What's for Lunch? The Gilbert Scott, St Pancras Renaissance London Hotel

By tikichris Last edited 149 months ago
What's for Lunch? The Gilbert Scott, St Pancras Renaissance London Hotel


When a restaurant is named after the architect who designed its building, it better be a stunning setting. And if the chef patron is a two starred Michelin chef with experience at some of London's most lauded restaurants, then the food certainly better taste as good as the place should look.

Marcus Wareing's The Gilbert Scott at the St Pancras Renaissance London Hotel is a gorgeous place for a lovely meal. A meal here veers toward the not-cheap and lingering fine dining end of the spectrum. However, if in a pinch with a Eurostar to catch, the restaurant's St Pancras Express Menu presents an opportunity to enjoy a bit of grandeur and haute cuisine without as much commitment as you might expect.

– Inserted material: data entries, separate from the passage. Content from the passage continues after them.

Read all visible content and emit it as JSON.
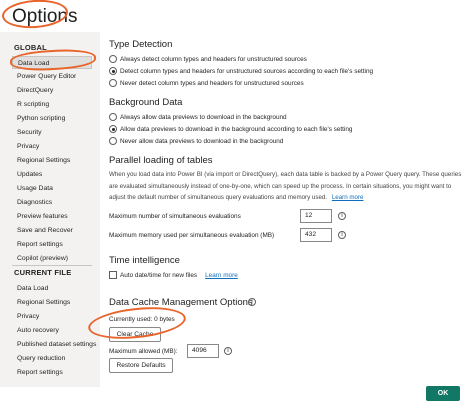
{
  "window": {
    "title": "Options"
  },
  "sidebar": {
    "global_header": "GLOBAL",
    "global_items": [
      {
        "label": "Data Load",
        "active": true
      },
      {
        "label": "Power Query Editor"
      },
      {
        "label": "DirectQuery"
      },
      {
        "label": "R scripting"
      },
      {
        "label": "Python scripting"
      },
      {
        "label": "Security"
      },
      {
        "label": "Privacy"
      },
      {
        "label": "Regional Settings"
      },
      {
        "label": "Updates"
      },
      {
        "label": "Usage Data"
      },
      {
        "label": "Diagnostics"
      },
      {
        "label": "Preview features"
      },
      {
        "label": "Save and Recover"
      },
      {
        "label": "Report settings"
      },
      {
        "label": "Copilot (preview)"
      }
    ],
    "current_header": "CURRENT FILE",
    "current_items": [
      {
        "label": "Data Load"
      },
      {
        "label": "Regional Settings"
      },
      {
        "label": "Privacy"
      },
      {
        "label": "Auto recovery"
      },
      {
        "label": "Published dataset settings"
      },
      {
        "label": "Query reduction"
      },
      {
        "label": "Report settings"
      }
    ]
  },
  "type_detection": {
    "title": "Type Detection",
    "options": [
      {
        "label": "Always detect column types and headers for unstructured sources",
        "selected": false
      },
      {
        "label": "Detect column types and headers for unstructured sources according to each file's setting",
        "selected": true
      },
      {
        "label": "Never detect column types and headers for unstructured sources",
        "selected": false
      }
    ]
  },
  "background_data": {
    "title": "Background Data",
    "options": [
      {
        "label": "Always allow data previews to download in the background",
        "selected": false
      },
      {
        "label": "Allow data previews to download in the background according to each file's setting",
        "selected": true
      },
      {
        "label": "Never allow data previews to download in the background",
        "selected": false
      }
    ]
  },
  "parallel": {
    "title": "Parallel loading of tables",
    "description": "When you load data into Power BI (via import or DirectQuery), each data table is backed by a Power Query query. These queries are evaluated simultaneously instead of one-by-one, which can speed up the process. In certain situations, you might want to adjust the default number of simultaneous query evaluations and memory used.",
    "learn_more": "Learn more",
    "max_evaluations_label": "Maximum number of simultaneous evaluations",
    "max_evaluations_value": "12",
    "max_memory_label": "Maximum memory used per simultaneous evaluation (MB)",
    "max_memory_value": "432"
  },
  "time_intelligence": {
    "title": "Time intelligence",
    "auto_date_label": "Auto date/time for new files",
    "learn_more": "Learn more"
  },
  "cache": {
    "title": "Data Cache Management Options",
    "currently_used": "Currently used: 0 bytes",
    "clear_button": "Clear Cache",
    "max_allowed_label": "Maximum allowed (MB):",
    "max_allowed_value": "4096",
    "restore_button": "Restore Defaults"
  },
  "footer": {
    "ok_label": "OK"
  },
  "colors": {
    "annotation": "#e8642a",
    "ok_button": "#117865",
    "link": "#106ebe"
  }
}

At £22 for two courses or £27 for three, the Express Menu is served efficiently by a friendly staff. During our visit last week, the seasonal and regularly changing menu included options such as a homey Lincolnshire haslet or moreish mulligatawny for starters and warm-you-up beef faggots or light and flavoursome fillet of pollock with either accompanied by seasonal vegetables as mains. Desserts were gingerbread and pear ice cream or Eton mess. The ice cream wowed. The focus of the express menu seems to be on slightly refined British comfort food classics – and if our experience (we especially loved the mulligatawny) represents the norm, £22 for such a lunch is good value.

Set within the ornate and gilded grandeur of the old Midland Grand Hotel – essentially a huge wing of the new St Pancras Renaissance London hotel (Euston Road, NW1 2AR) – The Gilbert Scott is a beauty spot of an eatery.

Photo/Chris Osburn

Disclaimer: Londonist visited The Gilbert Scott upon invitation of the restaurant.